Mr. Laughton e seu xadrez

Mr. Laughton havia emigrado da Inglaterra nos anos cinquenta. Contava com cinquenta e nove anos. O que lhe sobrava em rabugice, chegava a lhe faltar em fino humor. Tinha dois graves defeitos: era extremamente rigoroso consigo e extremamente tolerante com os outros. Descrevi defeitos? Não!

Descrevi qualidades. Em Mr. Laughton funcionava assim. O seu desleixo com os outros se transmitia na sua falta de cuidado com tudo que fosse material, na aparência ou no compromisso com a formalidade ou a responsabilidade em ser simplesmente visto como uma pessoa simplesmente consequente ( atos, de nossa parte, geram consequências: isto ele não saberia? ). Poderia ser traduzido assim: sou tão generoso com outros que qualquer mínima exigência – minha, de minha parte, de qualquer simples parte que porventura passe por mim – em nada será exigido daquele que comigo meramente se corresponda; ou a quem sequer minimamente relacione-se comigo. Seja moral, seja compromisso ou mesmo seja mera expectativa…

Traduzindo mais modernamente ainda: minha generosidade, tão grande, desarruma o humano. Transparece minha busca ideal. Não quero ninguém com compromisso algum. Menos e seriamente ainda, comigo.

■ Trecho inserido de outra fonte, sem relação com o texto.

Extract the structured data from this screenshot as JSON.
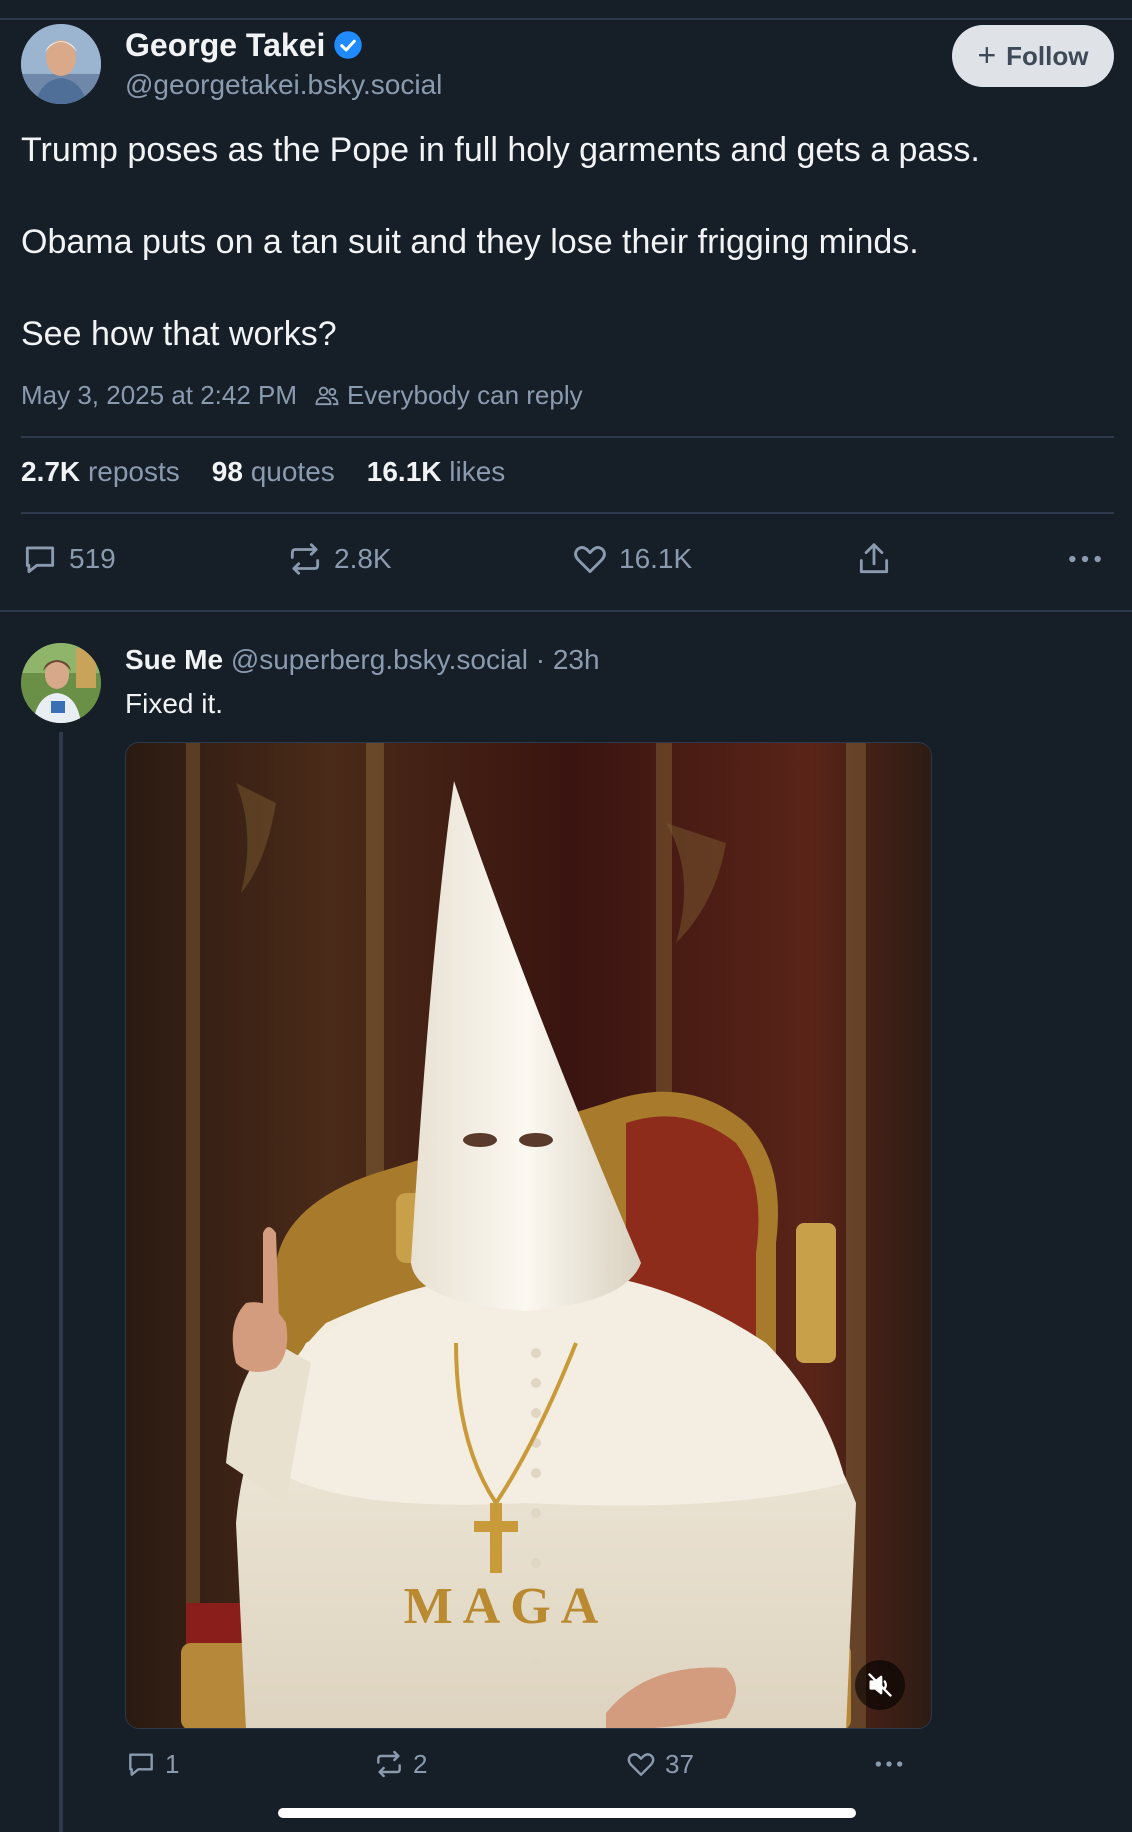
{
  "post": {
    "author_name": "George Takei",
    "author_handle": "@georgetakei.bsky.social",
    "follow_label": "Follow",
    "text": [
      "Trump poses as the Pope in full holy garments and gets a pass.",
      "Obama puts on a tan suit and they lose their frigging minds.",
      "See how that works?"
    ],
    "timestamp": "May 3, 2025 at 2:42 PM",
    "reply_setting": "Everybody can reply",
    "stats": {
      "reposts_value": "2.7K",
      "reposts_label": "reposts",
      "quotes_value": "98",
      "quotes_label": "quotes",
      "likes_value": "16.1K",
      "likes_label": "likes"
    },
    "actions": {
      "replies": "519",
      "reposts": "2.8K",
      "likes": "16.1K"
    }
  },
  "reply": {
    "author_name": "Sue Me",
    "author_handle": "@superberg.bsky.social",
    "time_ago": "· 23h",
    "text": "Fixed it.",
    "media_text": "MAGA",
    "actions": {
      "replies": "1",
      "reposts": "2",
      "likes": "37"
    }
  },
  "colors": {
    "background": "#161e27",
    "muted": "#8a9bb0",
    "verified": "#208bfe",
    "divider": "#2c3a4b"
  }
}
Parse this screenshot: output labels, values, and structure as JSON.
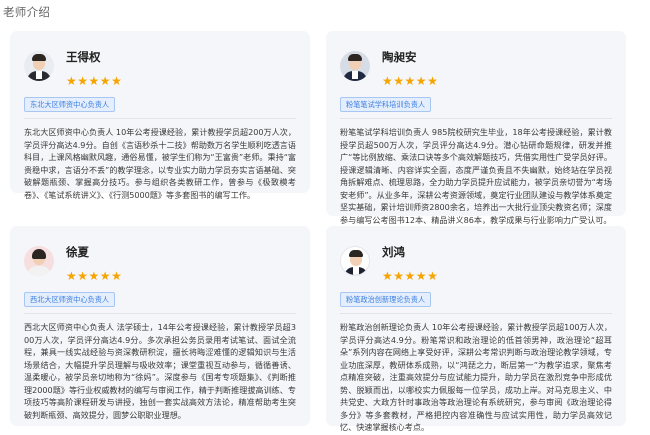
{
  "page": {
    "title": "老师介绍"
  },
  "teachers": [
    {
      "name": "王得权",
      "badge": "东北大区师资中心负责人",
      "rating": 5,
      "bio": "东北大区师资中心负责人 10年公考授课经验，累计教授学员超200万人次，学员评分高达4.9分。自创《言语秒杀十二技》帮助数万名学生顺利吃透言语科目，上课风格幽默风趣，通俗易懂，被学生们称为“王富贵”老师。秉持“富贵稳中求，言语分不丢”的教学理念，以专业实力助力学员夯实言语基础、突破解题瓶颈、掌握高分技巧。参与组织各类教研工作，曾参与《极致模考卷》、《笔试系统讲义》、《行测5000题》等多套图书的编写工作。"
    },
    {
      "name": "陶昶安",
      "badge": "粉笔笔试学科培训负责人",
      "rating": 5,
      "bio": "粉笔笔试学科培训负责人 985院校研究生毕业，18年公考授课经验，累计教授学员超500万人次，学员评分高达4.9分。潜心钻研命题规律，研发并推广“等比例放缩、乘法口诀等多个高效解题技巧，凭借实用性广受学员好评。授课逻辑清晰、内容详实全面，态度严谨负责且不失幽默，始终站在学员视角拆解难点、梳理思路，全力助力学员提升应试能力，被学员亲切誉为“考场安老师”。从业多年，深耕公考资源领域，奠定行业团队建设与教学体系奠定坚实基础，累计培训师资2800余名，培养出一大批行业顶尖教资名师；深度参与编写公考图书12本、精品讲义86本，教学成果与行业影响力广受认可。"
    },
    {
      "name": "徐夏",
      "badge": "西北大区师资中心负责人",
      "rating": 5,
      "bio": "西北大区师资中心负责人 法学硕士，14年公考授课经验，累计教授学员超300万人次，学员评分高达4.9分。多次承担公务员录用考试笔试、面试全流程，兼具一线实战经验与资深教研积淀，擅长将晦涩难懂的逻辑知识与生活场景结合，大幅提升学员理解与吸收效率；课堂重视互动参与，循循善诱、温柔暖心，被学员亲切地称为“徐妈”。深度参与《国考专项题集》、《判断推理2000题》等行业权威教材的编写与审阅工作，精于判断推理拔高训练、专项技巧等高阶课程研发与讲授，独创一套实战高效方法论，精准帮助考生突破判断瓶颈、高效提分，圆梦公职职业理想。"
    },
    {
      "name": "刘鸿",
      "badge": "粉笔政治创新理论负责人",
      "rating": 5,
      "bio": "粉笔政治创新理论负责人 10年公考授课经验，累计教授学员超100万人次，学员评分高达4.9分。粉笔常识和政治理论的低首领男神，政治理论“超耳朵”系列内容在网络上享受好评，深耕公考常识判断与政治理论教学领域，专业功底深厚，教研体系成熟，以“鸿琵之力，断层第一”为教学追求，聚焦考点精准突破，注重高效提分与应试能力提升，助力学员在激烈竞争中形成优势、脱颖而出，以哪校实力佩服每一位学员，成功上岸。对马克思主义、中共党史、大政方针时事政治等政治理论有系统研究，参与审阅《政治理论得多分》等多套教材，严格把控内容准确性与应试实用性，助力学员高效记忆、快速掌握核心考点。"
    }
  ]
}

O outro lado e qualidade de Mr. Laughton era a seriedade, rigor e obstinação pura. Vivia a vida de rigor intenso com suas memórias e sua vivência interior. Era dedicado a entender as questões e se deliciar com o que não estava, em definitivo, esclarecido.

Por isto, que paixão maior teria um homem que um simples e recolhido jogo de xadrex?

Projetava, por artifício e deleite, xadrez por todos os poros de onde poderia projetar a sua existência. Para ele, existiria um xadrez divino, onde apenas um jogador se assentava e determinava todos os lances. Dos dois lados. E nada, ao ser humano, conseguiria ser possível, ser determinável ou implementado.

Havia o xadrez moral: o da mais estreita moralidade. A moralidade rasa, aquela que afundara em nosso desprezo. A mesma vista no rigor do que é moral, apenas quando ficando, sendo vista e notada, a sua troca. Faço o bem esperando um sua recompensa. Recompenso aos outros, esperando minha vez. Finjo que me conformo, apenas quando está todo mundo olhando. Enfim aquela ‘verdadeira’ moral finamente reconhecível. Mas irremediavelmente suja, ela mesma: a mãe de toda sorte de hipocrisia humana.

E havia o xadrez espiritual: aquele da busca intensa, daquela sede nunca preenchida. Daquela colina alcançada, daquela vista de antes, de onde se esperava daquela colina que afinal ocultasse alguma única e singular surpresa – mas de onde agora tudo se descobria permanentemente igual. Irremediavelmente igual. O eterno xadrez, o da busca de uma Singularidade definitiva e eterna…

O real, verdadeiro e inexprimível nome desse seu xadrez pessoal, atendia rigorosamente pelo nome de Angústia.

Daí a intolerância consigo: não poderia permitir o desperdício. Passar pela vida sem lhe descobrir o sentido. O jogo e o seu xadrez. A partida sem ensaio, sem correção, sem retorno. Aquela partida jogada e sequenciada em uma única e definitiva mão. Um pôquer celestial ou uma partida determinada, previsível e inexorável..?

Mr. Laughton afinal conseguira: ser extremamente tolerante com os outros e extremamente – angustiadamente – rigoroso consigo próprio.